Sexual activities that can result in HIV infection include:
Anal sex (heterosexual or homosexual)
Oral sex (heterosexual or homosexual)
Need To Know:
Q: Can HIV be spread through kissing?
A: Although studies have found tiny amounts of HIV in the saliva of some people with HIV, researchers have found no evidence that HIV is spread to other people through kissing. However, the CDC recommends against "French" or open-mouthed kissing because of the possibility of contact with blood if the people kissing have any cuts or sores in the mouth.
Direct Contact With Infected Blood
HIV can be spread through direct contact with infected blood:
Through injected drugs. HIV frequently is spread among users of illegal drugs that are injected.
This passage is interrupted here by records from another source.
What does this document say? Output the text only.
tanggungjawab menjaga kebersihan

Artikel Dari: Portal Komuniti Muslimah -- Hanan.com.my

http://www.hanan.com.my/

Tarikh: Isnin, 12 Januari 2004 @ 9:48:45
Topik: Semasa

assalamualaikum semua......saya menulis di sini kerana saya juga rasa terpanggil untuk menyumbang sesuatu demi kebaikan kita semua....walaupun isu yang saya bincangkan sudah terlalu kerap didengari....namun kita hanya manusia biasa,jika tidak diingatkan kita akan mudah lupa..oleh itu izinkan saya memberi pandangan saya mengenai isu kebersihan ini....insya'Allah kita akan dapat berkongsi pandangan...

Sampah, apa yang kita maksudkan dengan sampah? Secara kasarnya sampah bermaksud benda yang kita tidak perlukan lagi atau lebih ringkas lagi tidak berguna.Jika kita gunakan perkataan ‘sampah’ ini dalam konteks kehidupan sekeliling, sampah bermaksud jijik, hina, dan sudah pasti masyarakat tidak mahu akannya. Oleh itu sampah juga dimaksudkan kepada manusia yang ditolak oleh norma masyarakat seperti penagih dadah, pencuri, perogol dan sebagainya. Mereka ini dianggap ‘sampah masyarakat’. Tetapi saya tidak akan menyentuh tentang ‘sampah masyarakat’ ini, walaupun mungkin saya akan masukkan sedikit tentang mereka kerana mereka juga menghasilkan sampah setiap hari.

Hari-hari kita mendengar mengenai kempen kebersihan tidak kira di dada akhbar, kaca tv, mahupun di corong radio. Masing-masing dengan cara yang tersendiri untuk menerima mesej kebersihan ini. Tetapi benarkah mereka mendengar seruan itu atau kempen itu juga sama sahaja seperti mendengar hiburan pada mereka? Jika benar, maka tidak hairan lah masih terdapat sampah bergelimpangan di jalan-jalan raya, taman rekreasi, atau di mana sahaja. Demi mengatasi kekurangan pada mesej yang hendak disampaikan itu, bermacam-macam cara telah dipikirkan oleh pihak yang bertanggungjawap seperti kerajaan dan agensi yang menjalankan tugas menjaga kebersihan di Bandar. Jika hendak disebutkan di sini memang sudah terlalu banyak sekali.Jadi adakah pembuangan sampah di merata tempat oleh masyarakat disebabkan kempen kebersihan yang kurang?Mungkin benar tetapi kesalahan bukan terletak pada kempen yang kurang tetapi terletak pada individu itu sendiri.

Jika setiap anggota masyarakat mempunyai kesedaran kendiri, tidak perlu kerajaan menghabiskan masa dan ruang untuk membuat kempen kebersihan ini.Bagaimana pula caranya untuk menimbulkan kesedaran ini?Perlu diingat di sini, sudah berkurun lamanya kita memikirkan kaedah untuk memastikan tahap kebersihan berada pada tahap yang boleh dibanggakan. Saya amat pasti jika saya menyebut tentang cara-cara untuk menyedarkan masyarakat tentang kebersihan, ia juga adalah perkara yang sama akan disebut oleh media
This happens when needles or syringes contaminated with minute quantities of blood of someone infected with the virus are shared.
In a health-care setting. Transmission from patient to health-care worker or vice-versa - via accidental sticks with contaminated needles or other medical instruments - can occur, but this is rare.
Through a blood transfusion. Prior to the screening of blood for evidence of HIV infection and before the introduction in 1985 of heat-treating techniques to destroy HIV in blood products, HIV was transmitted through transfusions of contaminated blood or blood components. Today, because of blood screening and heat treatment, the risk of acquiring HIV from such transfusions is extremely small.
From An Infected Mother To Her Unborn Child
Women can transmit HIV to their fetuses during pregnancy or birth. Approximately one-quarter to one-third of all untreated pregnant women infected with HIV will pass the infection to their babies.
A pregnant woman can greatly reduce the risk of infecting her baby if she takes the anti-HIV drug AZT (also called zidovudine) during her pregnancy. Because the risk of transmission increases with longer delivery times, the risk can be further reduced by delivering the baby by cesarean section, a surgical procedure in which the baby is delivered through an incision in the mother's abdominal wall and uterus. Combining AZT treatment with cesarean delivery can reduce the infection rate to between 1% and 2%.
HIV also can be spread to babies through the breast milk of mothers infected with the virus.
Women who live in countries where safe alternatives to breast-feeding are readily available and affordable can eliminate the risk of transmitting the virus through breast milk by bottle-feeding their babies.
In developing countries, however, where such safe alternatives are not readily available or economically feasible, breast-feeding may offer benefits that outweigh the risk of HIV transmission.
How Is HIV Infection Not Spread?
Research indicates that HIV is NOT transmitted by casual contact such as:
Touching or hugging
Sharing household items such as utensils, towels, and bedding
Contact with sweat or tears
Sharing facilities such as swimming pools, saunas, hot tubs, or toilets with HIV-infected people
Coughs or sneezes
In short, studies indicate that HIV transmission requires intimate contact with infected blood or body fluids (vaginal secretions, semen, pre-ejaculation fluid, and breast milk). Activities that don't involve the possibility of such contact are regarded as posing no risk of infection.
Need To Know:
Q: Is it safe to share a household with an HIV-infected person?
A: Studies of families of HIV-infected people have found that HIV is not spread through sharing utensils, towels, bedding, or toilet facilities. Behaviors that increase the likelihood of contact with blood from an HIV-infected person, such as sharing a razor or toothbrush, should be avoided.